Intanto non possiamo fare a meno di constatare come già si pensi a definire le norme sullo Jus soli e parta il dibattito, con evidenti contrasti, sulle norme elettorali. Possibile che non si comprenda come il Paese abbia la necessità innanzitutto di definire come comportarsi sul possibile ottenimento del prestito attraverso gli strumenti che l’Unione europea ha messo a disposizione? Che si debbano trovare interventi condivisi e utili al rilancio della nostra economia visto che, così attestano purtroppo i dati il Pil, continua a perdere punti? La gente chiede lavoro e la ripresa degli indicatori economici innanzitutto, oltre alla messa a disposizione concreta degli interventi annunciati e realizzati, ad oggi, solo parzialmente.

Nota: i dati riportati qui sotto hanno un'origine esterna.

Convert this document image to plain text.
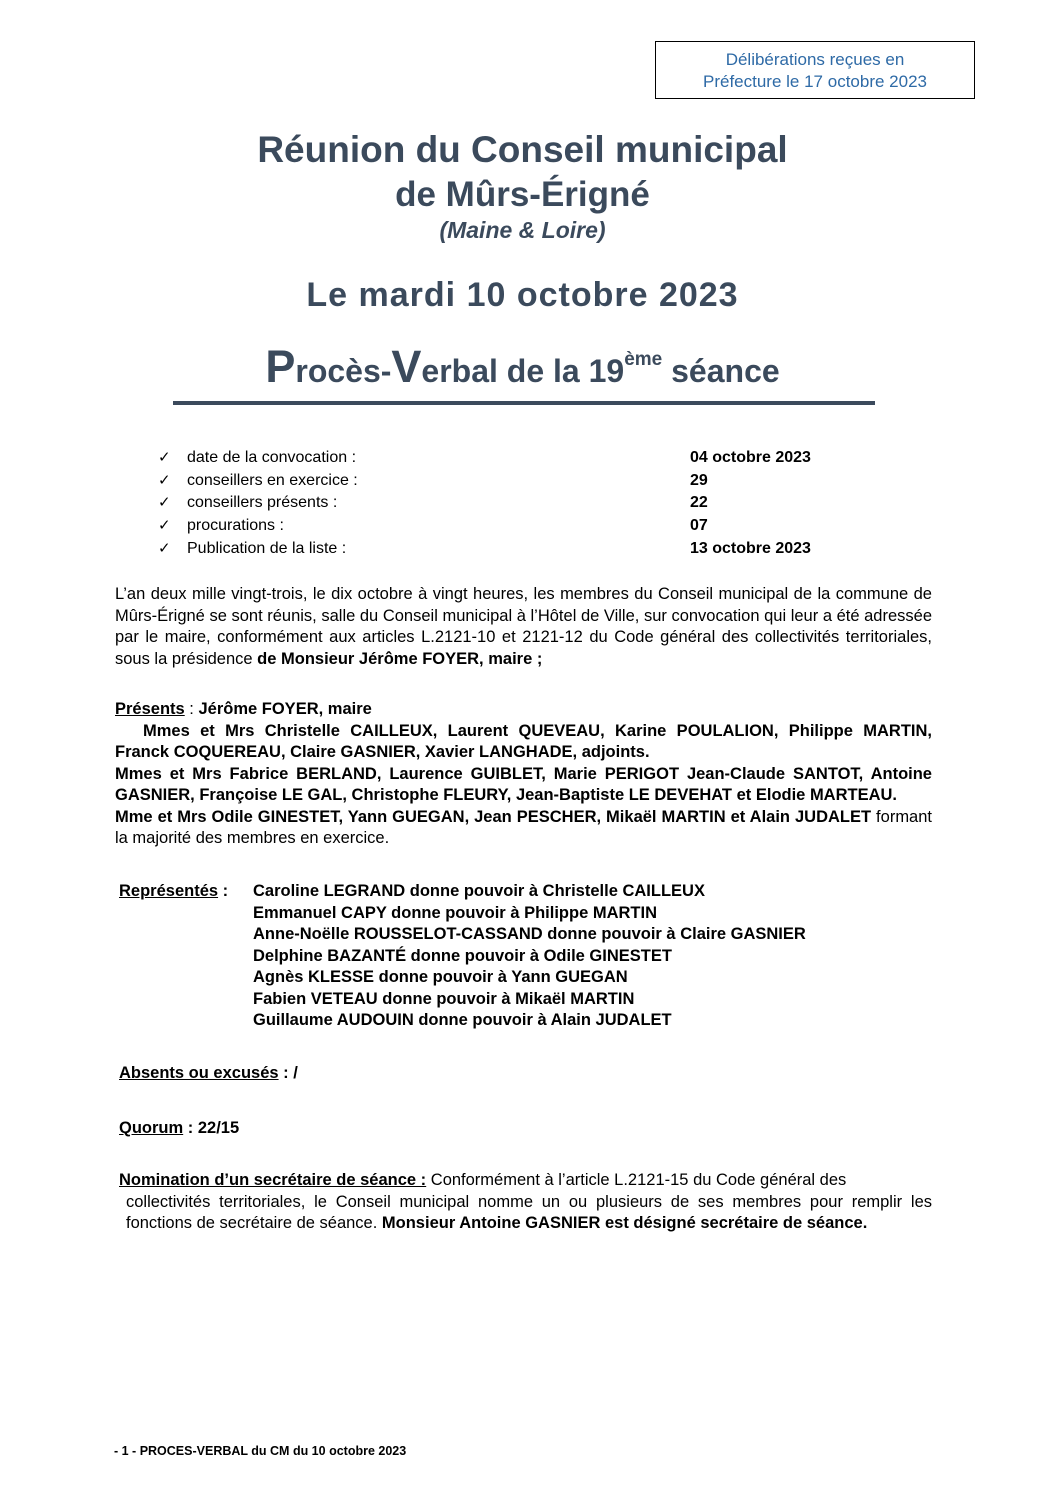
Délibérations reçues en
Préfecture le 17 octobre 2023
Réunion du Conseil municipal
de Mûrs-Érigné
(Maine & Loire)
Le mardi 10 octobre 2023
Procès-Verbal de la 19ème séance
✓ date de la convocation :	04 octobre 2023
✓ conseillers en exercice :	29
✓ conseillers présents :	22
✓ procurations :	07
✓ Publication de la liste :	13 octobre 2023
L’an deux mille vingt-trois, le dix octobre à vingt heures, les membres du Conseil municipal de la commune de Mûrs-Érigné se sont réunis, salle du Conseil municipal à l’Hôtel de Ville, sur convocation qui leur a été adressée par le maire, conformément aux articles L.2121-10 et 2121-12 du Code général des collectivités territoriales, sous la présidence de Monsieur Jérôme FOYER, maire ;
Présents : Jérôme FOYER, maire
Mmes et Mrs Christelle CAILLEUX, Laurent QUEVEAU, Karine POULALION, Philippe MARTIN, Franck COQUEREAU, Claire GASNIER, Xavier LANGHADE, adjoints.
Mmes et Mrs Fabrice BERLAND, Laurence GUIBLET, Marie PERIGOT Jean-Claude SANTOT, Antoine GASNIER, Françoise LE GAL, Christophe FLEURY, Jean-Baptiste LE DEVEHAT et Elodie MARTEAU.
Mme et Mrs Odile GINESTET, Yann GUEGAN, Jean PESCHER, Mikaël MARTIN et Alain JUDALET formant la majorité des membres en exercice.
Représentés : Caroline LEGRAND donne pouvoir à Christelle CAILLEUX
Emmanuel CAPY donne pouvoir à Philippe MARTIN
Anne-Noëlle ROUSSELOT-CASSAND donne pouvoir à Claire GASNIER
Delphine BAZANTÉ donne pouvoir à Odile GINESTET
Agnès KLESSE donne pouvoir à Yann GUEGAN
Fabien VETEAU donne pouvoir à Mikaël MARTIN
Guillaume AUDOUIN donne pouvoir à Alain JUDALET
Absents ou excusés : /
Quorum : 22/15
Nomination d’un secrétaire de séance : Conformément à l’article L.2121-15 du Code général des
collectivités territoriales, le Conseil municipal nomme un ou plusieurs de ses membres pour remplir les fonctions de secrétaire de séance. Monsieur Antoine GASNIER est désigné secrétaire de séance.
- 1 - PROCES-VERBAL du CM du 10 octobre 2023
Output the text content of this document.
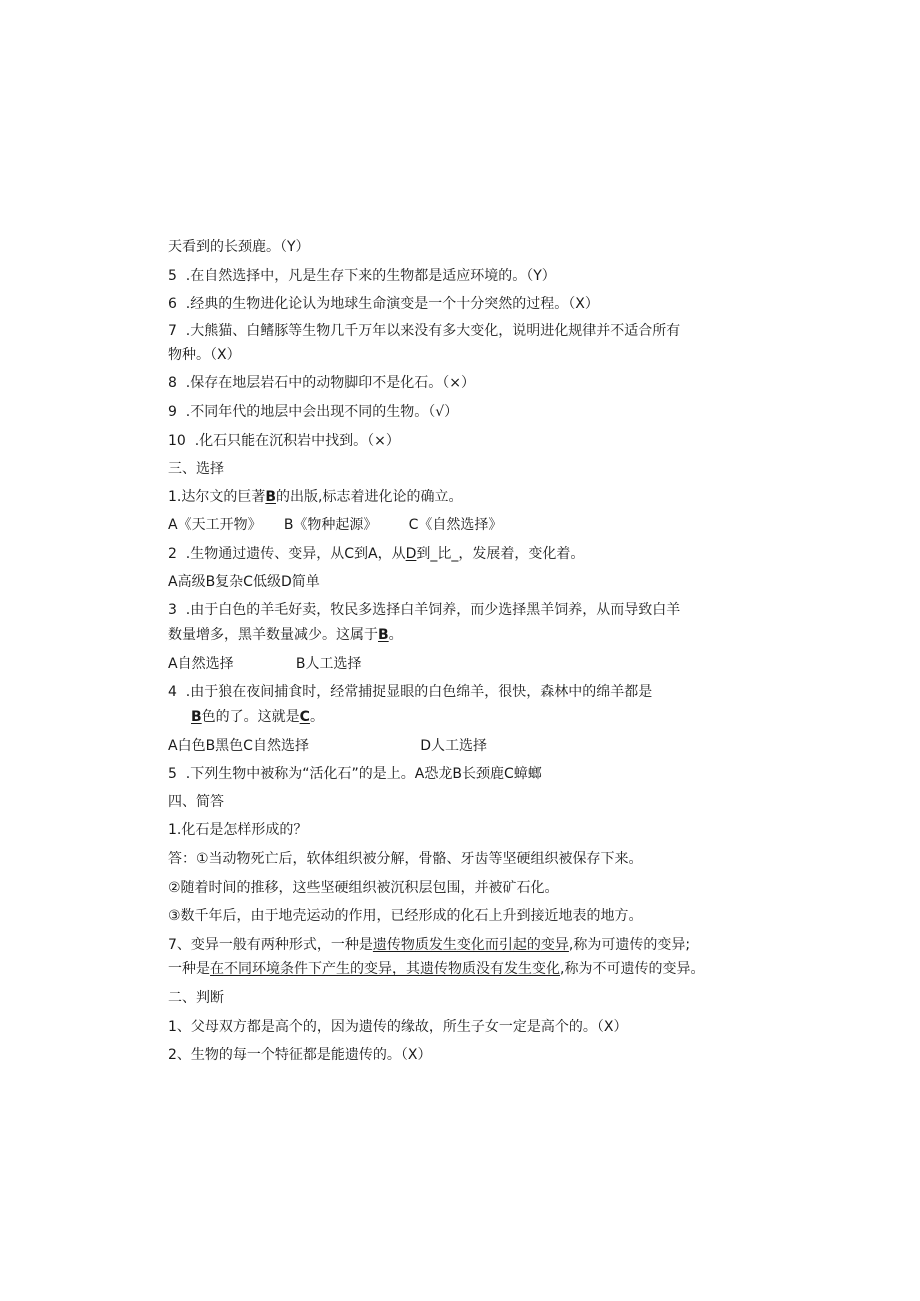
天看到的长颈鹿。（Y）
5  .在自然选择中，凡是生存下来的生物都是适应环境的。（Y）
6  .经典的生物进化论认为地球生命演变是一个十分突然的过程。（X）
7  .大熊猫、白鳍豚等生物几千万年以来没有多大变化，说明进化规律并不适合所有
物种。（X）
8  .保存在地层岩石中的动物脚印不是化石。（×）
9  .不同年代的地层中会出现不同的生物。（√）
10  .化石只能在沉积岩中找到。（×）
三、选择
1.达尔文的巨著B的出版,标志着进化论的确立。
A《天工开物》     B《物种起源》       C《自然选择》
2  .生物通过遗传、变异，从C到A，从D到_比_，发展着，变化着。
A高级B复杂C低级D简单
3  .由于白色的羊毛好卖，牧民多选择白羊饲养，而少选择黑羊饲养，从而导致白羊
数量增多，黑羊数量减少。这属于B。
A自然选择              B人工选择
4  .由于狼在夜间捕食时，经常捕捉显眼的白色绵羊，很快，森林中的绵羊都是
B色的了。这就是C。
A白色B黑色C自然选择                         D人工选择
5  .下列生物中被称为“活化石”的是上。A恐龙B长颈鹿C蟑螂
四、简答
1.化石是怎样形成的？
答：①当动物死亡后，软体组织被分解，骨骼、牙齿等坚硬组织被保存下来。
②随着时间的推移，这些坚硬组织被沉积层包围，并被矿石化。
③数千年后，由于地壳运动的作用，已经形成的化石上升到接近地表的地方。
7、变异一般有两种形式，一种是遗传物质发生变化而引起的变异,称为可遗传的变异;
一种是在不同环境条件下产生的变异，其遗传物质没有发生变化,称为不可遗传的变异。
二、判断
1、父母双方都是高个的，因为遗传的缘故，所生子女一定是高个的。（X）
2、生物的每一个特征都是能遗传的。（X）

Credo ci si dovrebbe concentrare su interventi che siano da volano per rilanciare l’economia. Tra questi, senza ombra di dubbio, le più utili hanno a che vedere con le accessibilità e con le infrastrutture. Se il Paese non viene connesso non potrà ottenere il necessario rilancio. Non comprendere, un esempio banale, che se i porti non recuperano competitività e se le merci continueranno a trovare ostacoli per raggiungere il luogo di destino, il sistema produttivo o proseguirà a delocalizzare o chiuderà le attività. L’uscita del ministro del Sud sul Ponte dello Stretto è la dimostrazione evidente che dopo la tornata elettorale (si votava a Reggio Calabria) si trovano subito le scusanti per non realizzare un’opera di natura europea. Il Ponte, ricordo era parte del corridoio Berlino-Palermo, finanziato dalla Comunità europea. I camaleonti sono ancora tra di noi! E non parlo del grande complesso musicale.
Intanto abbiamo un ministro che ritiene di dover intervenire sulle compensazioni delle accise per il gasolio in nome del simulacro dell’ambiente. Ebbene l’agenzia Ue attesta che con la riduzione delle emissioni del 4% nel 2019 sarebbe già stato raggiunto e superato l’obiettivo fissato dalla stessa Unione europea. Non si potranno consentire furbizie al solo scopo di fare “cassa”.
Si vuol provare a scontrarsi con l’autotrasporto? Si accomodi ministro Costa e troverà pane per i suoi denti.
Mi permetto di ricordare che il fermo dell’autotrasporto fu una delle concause che nel 2008 portò alla fine della legislatura. Il presidente del Consiglio farebbe bene a non dimenticarlo.